The best thing you can do is to listen to the concerns of your loved one. Anxiety in older adults can be a result of the pandemic or it could be something more personal. Do allow your loved one to speak freely so they can voice their thoughts. They may be confused and scared so remember to be open to their concerns and validate them. Let them know you are there to listen.
Maintain A Routine
Maintaining a routine can be a healthy way to relieve anxiety. Remind your loved one to finish their breakfast first before turning on the news; this can decrease anxiety in the morning. Having a set time for dinner can reduce sundown syndrome for those who have dementia. If you work from home, check if your loved one can spend time with their grandkids so they can be both kept busy. This is a way to build strong intergenerational relationships as well.
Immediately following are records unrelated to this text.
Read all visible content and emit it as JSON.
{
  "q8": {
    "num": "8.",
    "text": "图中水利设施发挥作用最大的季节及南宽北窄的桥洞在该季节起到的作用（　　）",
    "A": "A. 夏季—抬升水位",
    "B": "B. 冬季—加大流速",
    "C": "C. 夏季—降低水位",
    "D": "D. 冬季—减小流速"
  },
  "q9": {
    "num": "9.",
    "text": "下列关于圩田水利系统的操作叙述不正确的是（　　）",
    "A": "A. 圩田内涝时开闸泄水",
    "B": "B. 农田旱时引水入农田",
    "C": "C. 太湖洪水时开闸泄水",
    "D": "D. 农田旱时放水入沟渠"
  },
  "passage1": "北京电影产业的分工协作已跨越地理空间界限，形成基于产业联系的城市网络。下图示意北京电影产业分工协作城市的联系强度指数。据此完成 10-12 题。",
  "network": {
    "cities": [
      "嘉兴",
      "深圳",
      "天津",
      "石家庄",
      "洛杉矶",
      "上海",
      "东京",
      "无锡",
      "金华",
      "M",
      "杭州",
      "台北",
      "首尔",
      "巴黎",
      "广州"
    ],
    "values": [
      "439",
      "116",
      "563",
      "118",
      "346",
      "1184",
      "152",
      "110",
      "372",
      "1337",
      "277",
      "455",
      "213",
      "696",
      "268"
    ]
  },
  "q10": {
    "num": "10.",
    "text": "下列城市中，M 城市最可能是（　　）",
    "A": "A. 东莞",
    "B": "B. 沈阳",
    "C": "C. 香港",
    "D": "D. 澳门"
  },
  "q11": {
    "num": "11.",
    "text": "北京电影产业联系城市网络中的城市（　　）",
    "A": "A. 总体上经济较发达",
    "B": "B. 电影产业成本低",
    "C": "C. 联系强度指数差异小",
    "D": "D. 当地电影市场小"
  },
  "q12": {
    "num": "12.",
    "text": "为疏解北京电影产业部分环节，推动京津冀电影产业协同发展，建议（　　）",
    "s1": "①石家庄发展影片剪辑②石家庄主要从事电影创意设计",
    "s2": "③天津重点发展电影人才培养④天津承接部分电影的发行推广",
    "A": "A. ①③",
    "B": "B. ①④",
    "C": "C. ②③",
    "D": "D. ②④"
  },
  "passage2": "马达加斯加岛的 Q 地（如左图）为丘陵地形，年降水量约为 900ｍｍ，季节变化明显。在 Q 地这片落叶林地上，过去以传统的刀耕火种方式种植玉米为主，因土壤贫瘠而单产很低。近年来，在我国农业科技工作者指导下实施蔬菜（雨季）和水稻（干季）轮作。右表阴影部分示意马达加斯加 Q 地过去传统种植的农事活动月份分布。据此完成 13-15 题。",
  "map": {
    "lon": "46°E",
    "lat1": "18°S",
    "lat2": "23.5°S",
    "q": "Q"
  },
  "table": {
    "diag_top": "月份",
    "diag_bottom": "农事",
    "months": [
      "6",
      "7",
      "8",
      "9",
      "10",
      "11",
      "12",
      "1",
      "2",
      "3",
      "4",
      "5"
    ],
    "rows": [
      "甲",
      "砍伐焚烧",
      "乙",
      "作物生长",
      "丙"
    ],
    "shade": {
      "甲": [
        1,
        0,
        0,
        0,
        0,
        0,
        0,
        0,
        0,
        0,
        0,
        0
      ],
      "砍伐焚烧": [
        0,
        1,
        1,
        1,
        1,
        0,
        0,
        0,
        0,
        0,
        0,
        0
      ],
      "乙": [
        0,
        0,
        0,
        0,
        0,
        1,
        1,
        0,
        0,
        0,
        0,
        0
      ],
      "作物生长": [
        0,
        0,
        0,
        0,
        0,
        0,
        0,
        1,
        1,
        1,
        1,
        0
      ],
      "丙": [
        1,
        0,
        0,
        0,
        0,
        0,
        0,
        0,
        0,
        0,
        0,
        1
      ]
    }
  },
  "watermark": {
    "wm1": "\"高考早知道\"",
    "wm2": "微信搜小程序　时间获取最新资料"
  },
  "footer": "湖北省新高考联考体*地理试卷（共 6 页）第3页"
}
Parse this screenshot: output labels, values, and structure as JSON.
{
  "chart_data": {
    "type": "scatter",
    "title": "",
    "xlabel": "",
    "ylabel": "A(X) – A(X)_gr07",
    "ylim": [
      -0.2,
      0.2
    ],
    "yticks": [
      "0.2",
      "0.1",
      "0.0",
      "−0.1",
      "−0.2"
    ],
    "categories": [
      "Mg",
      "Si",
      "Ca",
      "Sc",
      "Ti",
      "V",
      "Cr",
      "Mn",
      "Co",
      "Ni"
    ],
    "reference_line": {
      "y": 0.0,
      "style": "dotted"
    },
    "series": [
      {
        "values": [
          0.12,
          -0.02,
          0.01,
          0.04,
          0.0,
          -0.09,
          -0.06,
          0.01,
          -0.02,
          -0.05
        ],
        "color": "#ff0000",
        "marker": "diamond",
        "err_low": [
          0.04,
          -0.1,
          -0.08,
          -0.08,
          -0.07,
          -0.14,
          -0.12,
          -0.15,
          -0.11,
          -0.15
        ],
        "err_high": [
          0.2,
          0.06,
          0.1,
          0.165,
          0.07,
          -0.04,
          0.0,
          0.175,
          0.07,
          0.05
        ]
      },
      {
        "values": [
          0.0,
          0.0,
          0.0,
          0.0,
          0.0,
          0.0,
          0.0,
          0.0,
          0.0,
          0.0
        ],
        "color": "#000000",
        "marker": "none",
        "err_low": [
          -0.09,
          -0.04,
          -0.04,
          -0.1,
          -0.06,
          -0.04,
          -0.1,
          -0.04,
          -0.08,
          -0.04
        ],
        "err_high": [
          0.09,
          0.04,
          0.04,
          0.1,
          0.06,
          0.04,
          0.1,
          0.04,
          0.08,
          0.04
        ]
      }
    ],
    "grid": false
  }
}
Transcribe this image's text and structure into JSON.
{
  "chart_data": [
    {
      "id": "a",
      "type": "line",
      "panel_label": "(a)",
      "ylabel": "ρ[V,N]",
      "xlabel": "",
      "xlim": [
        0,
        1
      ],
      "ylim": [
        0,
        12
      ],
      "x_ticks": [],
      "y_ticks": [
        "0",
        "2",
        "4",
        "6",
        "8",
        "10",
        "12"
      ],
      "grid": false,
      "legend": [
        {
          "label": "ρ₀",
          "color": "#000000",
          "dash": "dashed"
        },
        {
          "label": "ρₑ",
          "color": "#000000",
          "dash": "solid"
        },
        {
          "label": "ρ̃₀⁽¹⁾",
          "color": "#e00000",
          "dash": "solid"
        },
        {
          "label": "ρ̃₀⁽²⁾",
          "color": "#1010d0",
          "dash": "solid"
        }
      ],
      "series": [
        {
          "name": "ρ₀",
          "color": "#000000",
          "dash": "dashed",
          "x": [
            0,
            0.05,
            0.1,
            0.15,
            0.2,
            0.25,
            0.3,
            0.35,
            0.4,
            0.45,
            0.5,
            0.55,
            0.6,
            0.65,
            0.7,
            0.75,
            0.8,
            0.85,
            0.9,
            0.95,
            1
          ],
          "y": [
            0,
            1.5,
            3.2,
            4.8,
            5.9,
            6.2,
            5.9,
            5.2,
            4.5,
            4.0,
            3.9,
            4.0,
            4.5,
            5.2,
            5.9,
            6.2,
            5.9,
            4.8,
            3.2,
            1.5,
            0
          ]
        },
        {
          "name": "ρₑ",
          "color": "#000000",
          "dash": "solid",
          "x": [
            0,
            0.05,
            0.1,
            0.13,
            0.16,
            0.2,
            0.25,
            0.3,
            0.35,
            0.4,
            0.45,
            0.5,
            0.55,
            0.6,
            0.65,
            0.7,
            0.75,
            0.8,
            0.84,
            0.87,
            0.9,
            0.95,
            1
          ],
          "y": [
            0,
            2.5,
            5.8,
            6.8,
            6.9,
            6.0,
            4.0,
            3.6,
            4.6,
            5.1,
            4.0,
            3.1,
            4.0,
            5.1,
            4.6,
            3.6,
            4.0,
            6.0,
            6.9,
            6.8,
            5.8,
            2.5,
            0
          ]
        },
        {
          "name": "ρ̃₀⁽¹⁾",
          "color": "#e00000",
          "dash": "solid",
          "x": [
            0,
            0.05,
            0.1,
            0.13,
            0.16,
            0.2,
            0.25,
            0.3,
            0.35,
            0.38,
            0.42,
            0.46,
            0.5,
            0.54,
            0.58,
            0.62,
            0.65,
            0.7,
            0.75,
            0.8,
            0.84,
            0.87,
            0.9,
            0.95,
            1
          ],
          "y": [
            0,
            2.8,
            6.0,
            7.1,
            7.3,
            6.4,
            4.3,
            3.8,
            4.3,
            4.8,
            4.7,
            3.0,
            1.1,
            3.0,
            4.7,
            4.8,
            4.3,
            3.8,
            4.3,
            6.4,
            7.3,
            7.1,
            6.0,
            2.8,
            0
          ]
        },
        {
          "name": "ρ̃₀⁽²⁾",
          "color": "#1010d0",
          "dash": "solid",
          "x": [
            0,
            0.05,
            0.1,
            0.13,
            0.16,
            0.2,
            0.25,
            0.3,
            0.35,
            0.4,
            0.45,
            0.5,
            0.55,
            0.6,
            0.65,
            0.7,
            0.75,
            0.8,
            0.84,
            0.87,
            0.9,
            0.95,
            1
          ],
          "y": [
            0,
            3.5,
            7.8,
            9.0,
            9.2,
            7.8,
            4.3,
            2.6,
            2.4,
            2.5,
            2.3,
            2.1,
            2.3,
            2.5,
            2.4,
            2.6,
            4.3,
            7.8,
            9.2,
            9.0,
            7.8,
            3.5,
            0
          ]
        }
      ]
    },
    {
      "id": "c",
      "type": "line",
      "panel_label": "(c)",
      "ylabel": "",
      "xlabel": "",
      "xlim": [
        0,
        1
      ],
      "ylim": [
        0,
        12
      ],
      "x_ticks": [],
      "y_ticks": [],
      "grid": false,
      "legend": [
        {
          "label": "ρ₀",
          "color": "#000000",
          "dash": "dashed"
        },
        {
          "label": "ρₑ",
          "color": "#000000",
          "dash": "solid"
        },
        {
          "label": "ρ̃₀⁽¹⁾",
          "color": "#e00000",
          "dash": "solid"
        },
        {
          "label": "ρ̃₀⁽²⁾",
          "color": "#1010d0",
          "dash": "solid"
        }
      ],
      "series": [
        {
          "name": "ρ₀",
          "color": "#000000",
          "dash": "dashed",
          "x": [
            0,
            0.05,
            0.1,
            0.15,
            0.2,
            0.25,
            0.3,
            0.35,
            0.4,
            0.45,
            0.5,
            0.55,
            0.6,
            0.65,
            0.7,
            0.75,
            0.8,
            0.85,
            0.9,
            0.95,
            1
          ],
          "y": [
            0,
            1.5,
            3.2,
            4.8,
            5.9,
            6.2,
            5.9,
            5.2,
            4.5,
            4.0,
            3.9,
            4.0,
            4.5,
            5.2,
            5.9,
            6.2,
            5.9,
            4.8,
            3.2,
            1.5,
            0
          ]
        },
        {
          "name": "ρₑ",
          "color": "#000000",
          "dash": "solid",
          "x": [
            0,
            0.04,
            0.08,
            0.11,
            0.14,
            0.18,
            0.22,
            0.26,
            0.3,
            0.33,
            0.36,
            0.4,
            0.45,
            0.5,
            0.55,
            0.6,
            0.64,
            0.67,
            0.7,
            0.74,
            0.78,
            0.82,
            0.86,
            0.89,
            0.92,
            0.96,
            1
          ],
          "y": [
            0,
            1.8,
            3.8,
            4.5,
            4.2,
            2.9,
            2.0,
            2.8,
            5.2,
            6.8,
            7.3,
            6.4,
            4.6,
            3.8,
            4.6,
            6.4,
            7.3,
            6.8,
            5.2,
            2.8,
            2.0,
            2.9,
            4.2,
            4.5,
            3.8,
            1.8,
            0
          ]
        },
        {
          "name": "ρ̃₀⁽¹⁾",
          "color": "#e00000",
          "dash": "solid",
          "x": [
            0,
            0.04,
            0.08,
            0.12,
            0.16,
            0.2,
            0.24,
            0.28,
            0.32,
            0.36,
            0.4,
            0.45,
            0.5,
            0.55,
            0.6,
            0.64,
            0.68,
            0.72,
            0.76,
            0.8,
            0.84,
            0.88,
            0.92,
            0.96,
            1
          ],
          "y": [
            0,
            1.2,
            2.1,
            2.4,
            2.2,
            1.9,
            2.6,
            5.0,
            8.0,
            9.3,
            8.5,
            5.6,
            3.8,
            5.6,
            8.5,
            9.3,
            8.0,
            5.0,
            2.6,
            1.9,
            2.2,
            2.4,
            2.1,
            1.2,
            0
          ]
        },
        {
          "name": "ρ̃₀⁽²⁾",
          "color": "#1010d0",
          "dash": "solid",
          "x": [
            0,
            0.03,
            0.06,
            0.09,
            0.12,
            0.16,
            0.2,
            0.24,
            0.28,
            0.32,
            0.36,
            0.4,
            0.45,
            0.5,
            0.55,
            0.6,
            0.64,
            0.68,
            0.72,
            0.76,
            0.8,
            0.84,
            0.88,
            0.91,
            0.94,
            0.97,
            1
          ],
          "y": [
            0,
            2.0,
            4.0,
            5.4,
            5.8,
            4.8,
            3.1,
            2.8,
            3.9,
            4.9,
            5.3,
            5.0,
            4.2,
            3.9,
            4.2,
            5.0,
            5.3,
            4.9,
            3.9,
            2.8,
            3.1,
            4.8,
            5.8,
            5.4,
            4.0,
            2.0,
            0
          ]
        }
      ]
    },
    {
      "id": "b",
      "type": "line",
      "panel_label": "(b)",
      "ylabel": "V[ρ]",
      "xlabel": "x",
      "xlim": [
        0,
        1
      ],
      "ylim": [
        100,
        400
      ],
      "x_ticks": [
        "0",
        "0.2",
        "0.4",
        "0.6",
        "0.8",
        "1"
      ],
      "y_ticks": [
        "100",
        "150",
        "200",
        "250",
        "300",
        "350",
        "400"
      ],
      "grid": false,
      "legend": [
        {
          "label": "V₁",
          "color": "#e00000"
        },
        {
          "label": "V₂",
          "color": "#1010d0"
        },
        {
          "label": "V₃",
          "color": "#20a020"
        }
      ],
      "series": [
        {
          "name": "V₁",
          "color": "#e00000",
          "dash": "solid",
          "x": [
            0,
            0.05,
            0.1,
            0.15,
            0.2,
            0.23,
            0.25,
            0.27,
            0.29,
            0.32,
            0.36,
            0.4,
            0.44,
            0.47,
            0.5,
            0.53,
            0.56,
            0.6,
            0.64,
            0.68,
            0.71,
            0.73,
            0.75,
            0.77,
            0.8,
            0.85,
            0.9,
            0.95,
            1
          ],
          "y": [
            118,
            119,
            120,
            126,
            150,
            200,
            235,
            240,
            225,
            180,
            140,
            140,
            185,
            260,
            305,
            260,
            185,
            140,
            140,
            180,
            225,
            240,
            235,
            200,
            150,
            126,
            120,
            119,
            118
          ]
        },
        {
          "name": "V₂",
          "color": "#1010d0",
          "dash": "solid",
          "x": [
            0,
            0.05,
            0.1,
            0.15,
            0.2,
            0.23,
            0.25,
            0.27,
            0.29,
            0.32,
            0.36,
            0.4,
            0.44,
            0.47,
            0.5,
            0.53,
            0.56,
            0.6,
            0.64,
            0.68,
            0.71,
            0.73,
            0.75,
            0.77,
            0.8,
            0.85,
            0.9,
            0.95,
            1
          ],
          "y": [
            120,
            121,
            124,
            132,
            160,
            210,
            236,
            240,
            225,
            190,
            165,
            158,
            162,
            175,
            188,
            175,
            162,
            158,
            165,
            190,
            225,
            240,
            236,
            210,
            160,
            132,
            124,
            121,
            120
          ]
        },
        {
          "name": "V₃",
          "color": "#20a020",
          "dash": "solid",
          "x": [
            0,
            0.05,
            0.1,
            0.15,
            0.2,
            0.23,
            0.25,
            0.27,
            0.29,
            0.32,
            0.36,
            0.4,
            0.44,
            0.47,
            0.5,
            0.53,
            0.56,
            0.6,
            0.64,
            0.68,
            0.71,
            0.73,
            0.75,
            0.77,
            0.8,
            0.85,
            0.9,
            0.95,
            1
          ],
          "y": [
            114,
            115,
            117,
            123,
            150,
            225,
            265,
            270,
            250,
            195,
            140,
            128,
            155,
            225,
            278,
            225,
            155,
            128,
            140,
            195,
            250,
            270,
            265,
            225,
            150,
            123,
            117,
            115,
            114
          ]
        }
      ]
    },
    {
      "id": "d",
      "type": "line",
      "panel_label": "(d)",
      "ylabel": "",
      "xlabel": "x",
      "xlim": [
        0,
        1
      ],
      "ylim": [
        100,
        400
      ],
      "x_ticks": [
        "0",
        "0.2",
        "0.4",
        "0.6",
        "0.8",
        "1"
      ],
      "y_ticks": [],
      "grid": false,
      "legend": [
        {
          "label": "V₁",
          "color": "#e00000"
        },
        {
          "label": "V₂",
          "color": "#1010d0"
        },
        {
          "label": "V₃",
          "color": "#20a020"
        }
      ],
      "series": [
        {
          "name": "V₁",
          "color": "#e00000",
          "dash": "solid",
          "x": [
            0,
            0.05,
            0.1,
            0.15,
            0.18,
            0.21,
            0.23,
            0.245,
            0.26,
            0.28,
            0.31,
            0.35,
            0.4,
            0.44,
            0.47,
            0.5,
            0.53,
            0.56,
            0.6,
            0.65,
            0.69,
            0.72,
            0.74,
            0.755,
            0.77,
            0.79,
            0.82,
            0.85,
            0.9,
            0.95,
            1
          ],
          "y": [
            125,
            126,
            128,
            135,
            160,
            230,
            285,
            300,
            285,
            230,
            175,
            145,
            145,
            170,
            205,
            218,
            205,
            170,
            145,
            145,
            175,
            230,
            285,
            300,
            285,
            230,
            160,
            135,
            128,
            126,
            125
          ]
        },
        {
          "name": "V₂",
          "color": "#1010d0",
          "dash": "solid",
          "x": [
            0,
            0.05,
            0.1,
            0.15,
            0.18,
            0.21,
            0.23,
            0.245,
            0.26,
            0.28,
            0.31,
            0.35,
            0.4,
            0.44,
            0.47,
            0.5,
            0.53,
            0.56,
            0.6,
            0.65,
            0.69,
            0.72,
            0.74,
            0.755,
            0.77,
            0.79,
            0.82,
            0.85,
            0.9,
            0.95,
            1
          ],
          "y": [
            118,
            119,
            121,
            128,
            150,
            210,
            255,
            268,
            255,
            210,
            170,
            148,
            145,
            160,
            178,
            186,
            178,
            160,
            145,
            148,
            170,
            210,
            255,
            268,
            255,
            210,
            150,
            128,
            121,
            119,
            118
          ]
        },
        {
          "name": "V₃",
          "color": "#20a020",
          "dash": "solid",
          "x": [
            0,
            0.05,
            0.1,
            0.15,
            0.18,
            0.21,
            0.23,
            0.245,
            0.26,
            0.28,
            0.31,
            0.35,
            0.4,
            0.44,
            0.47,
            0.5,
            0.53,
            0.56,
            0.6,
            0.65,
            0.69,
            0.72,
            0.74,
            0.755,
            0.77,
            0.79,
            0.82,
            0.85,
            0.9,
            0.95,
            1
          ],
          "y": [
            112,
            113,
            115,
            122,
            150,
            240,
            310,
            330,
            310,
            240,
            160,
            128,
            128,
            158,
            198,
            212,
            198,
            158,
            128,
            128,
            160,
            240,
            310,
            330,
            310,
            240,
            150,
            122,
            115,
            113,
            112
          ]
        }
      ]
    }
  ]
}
Draw on skills you have used in the past to help you manage the adversities faced by your loved one. These skills can help you to manage their emotions during the current challenging times. These methods can include therapy, meditation, or journaling. For some older people, mindfulness can be in the form of listening to music or taking a warm soothing bath.
Stay Healthy And Active
Exercise has a positive impact on the mental and physical well-being of older people. Older people who regularly go to fitness classes or go on walks have been shown to have reduced anxiety. They can also try online aerobics videos or online chair yoga at home.
Engage In Fun Activities
If your loved one enjoys visiting friends or going for scheduled activities, being forced to spend time in isolation can result in depression and anxiety. If they live at home together with you, spend time reliving the happy memories rather than dwell on the negative parts of the present. If your loved one has dementia, try other activities to create connections.